Das Erstgericht meinte, es sei sittenwidrig im Sinne des § 1 UWG., daß die branchenfremde Beklagte den Mitgliedern der Klägerin die Kunden durch tief reduzierte Preise der von ihr angebotenen Elektrogeräte abwerbe, um auf diese Weise die an Elektrogeräten interessierten Kunden an sich zu binden und durch diese Aktion sich eine fortgesetzte Aufmerksamkeit auf ihre eigenen Waren zu sichern.

Das Rekursgericht wies die beantragte einstweilige Verfügung ab. Die wesentlich verbilligte Abgabe der Ware durch die Beklagte sei, entgegen der Ansicht der Klägerin, nicht sittenwidrig, weil eine Preisunterbietung nur unter besonderen Begleitumständen sittenwidrig sei. Selbst der Verkauf unter den Gestehungskosten sei zulässig, wenn dies aus Werbegrunden geschehe und der Mitbewerber nicht darauf ausgehe, durch systematisches Unterbieten seine Konkurrenten vom Markt zu verdrängen. Ein solches Ziel könne der beklagten Partei nicht unterstellt werden. Der erkennbare Sinn der Sonderaktion der Beklagten sei, bei den Besitzern der bei der Preisrätselveranstaltung nicht zum Zuge gekommenen Gutscheinhälften an Stelle der darüber entstandenen Enttäuschung eine günstige Stimmung für die Beklagte und ihre Produkte zu erwecken. Das sei durchaus zulässig. Die Ausgabe der Gutscheinhälften sei nicht unter einem psychologischen Kaufzwang erfolgt. Es sei wohl das Publikum bei der Ankündigung des Preisausschreibens über die Gewinnchancen im unklaren geblieben, weil nicht gesagt worden sei, wie viele zusammenpassende Stücke ausgegeben werden. Die Klage bezwecke aber nicht die Untersagung einer solchen Ankündigungsart; es werde auch nicht beanstandet, daß nach dem Prospekt ein Lieferanspruch gegen die Beklagte nicht bestehe, so daß es in deren Willkür gelegen sei, die Bestellung auszuführen.

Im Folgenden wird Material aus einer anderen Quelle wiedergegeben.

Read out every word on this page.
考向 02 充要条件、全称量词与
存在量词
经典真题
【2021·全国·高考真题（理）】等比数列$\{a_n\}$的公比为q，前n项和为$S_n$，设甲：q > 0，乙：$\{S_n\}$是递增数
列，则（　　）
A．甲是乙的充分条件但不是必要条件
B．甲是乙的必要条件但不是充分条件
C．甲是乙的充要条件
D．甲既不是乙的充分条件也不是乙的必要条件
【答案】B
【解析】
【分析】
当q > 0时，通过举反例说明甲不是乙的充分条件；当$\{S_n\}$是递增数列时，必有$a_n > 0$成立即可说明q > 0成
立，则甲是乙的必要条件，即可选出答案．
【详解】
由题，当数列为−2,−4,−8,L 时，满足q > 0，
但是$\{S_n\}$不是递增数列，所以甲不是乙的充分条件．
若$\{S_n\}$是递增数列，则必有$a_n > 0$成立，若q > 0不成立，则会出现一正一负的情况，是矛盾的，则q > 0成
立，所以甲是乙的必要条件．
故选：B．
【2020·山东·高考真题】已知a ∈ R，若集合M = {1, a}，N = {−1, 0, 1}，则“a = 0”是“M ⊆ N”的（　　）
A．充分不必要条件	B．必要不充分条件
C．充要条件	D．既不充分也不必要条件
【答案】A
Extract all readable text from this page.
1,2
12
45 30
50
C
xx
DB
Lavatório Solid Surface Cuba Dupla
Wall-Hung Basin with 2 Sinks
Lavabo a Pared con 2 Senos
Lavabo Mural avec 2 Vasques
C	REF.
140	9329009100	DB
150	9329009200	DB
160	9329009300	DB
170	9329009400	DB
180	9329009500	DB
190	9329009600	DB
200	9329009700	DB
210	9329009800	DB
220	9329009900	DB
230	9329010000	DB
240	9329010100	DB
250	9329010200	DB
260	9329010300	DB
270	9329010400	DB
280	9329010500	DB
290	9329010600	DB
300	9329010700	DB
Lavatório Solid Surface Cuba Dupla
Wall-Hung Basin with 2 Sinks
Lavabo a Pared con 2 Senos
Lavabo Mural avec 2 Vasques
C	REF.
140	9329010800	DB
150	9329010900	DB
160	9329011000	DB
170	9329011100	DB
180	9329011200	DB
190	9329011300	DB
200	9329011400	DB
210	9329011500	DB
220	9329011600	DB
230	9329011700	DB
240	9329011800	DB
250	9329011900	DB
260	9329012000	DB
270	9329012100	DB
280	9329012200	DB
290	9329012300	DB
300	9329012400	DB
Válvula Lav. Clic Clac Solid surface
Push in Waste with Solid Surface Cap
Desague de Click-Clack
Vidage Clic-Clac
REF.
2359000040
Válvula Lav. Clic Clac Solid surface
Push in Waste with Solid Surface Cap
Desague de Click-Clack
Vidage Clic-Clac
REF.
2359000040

Der Oberste Gerichtshof gab dem Revisionsrekurs der klagenden Partei Folge und bewilligte nach Verdeutlichung des Wortlautes die einstweilige Verfügung.

Rechtliche Beurteilung

Aus der Begründung:

Die klagende Partei hat von Anfang an den Standpunkt vertreten, daß Preisausschreiben und Preisrätsel, die zu Zwecken des Wettbewerbes gratis veranstaltet werden, gegen § 1 UWG verstoßen, wenn die Teilnahme am Preiswettbewerb irgendwie mit dem Warenabsatz verkoppelt sei. Als sittenwidrig gelte die Veranstaltung eines Preiswettbewerbes, wenn die Spiellust des Publikums zu dem Zweck ausgenützt werde, um den Warenabsatz zu fördern. Wenn der Teilnehmer am Preisausschreiben annehme, es sei günstiger für ihn, die Ware zu kaufen, oder wenn durch das Preisausschreiben ein psychologischer Kaufzwang ausgeübt werde, verstoße das Preisausschreiben gegen das Gesetz gegen den unlauteren Wettbewerb. Diese allgemeinen Ausführungen der klagenden Partei entsprechen der Judikatur und dem Schrifttum (vgl. Hohenecker - Friedl, S. 70 f., Baumbach - Hefermehl[9] I, S. 334).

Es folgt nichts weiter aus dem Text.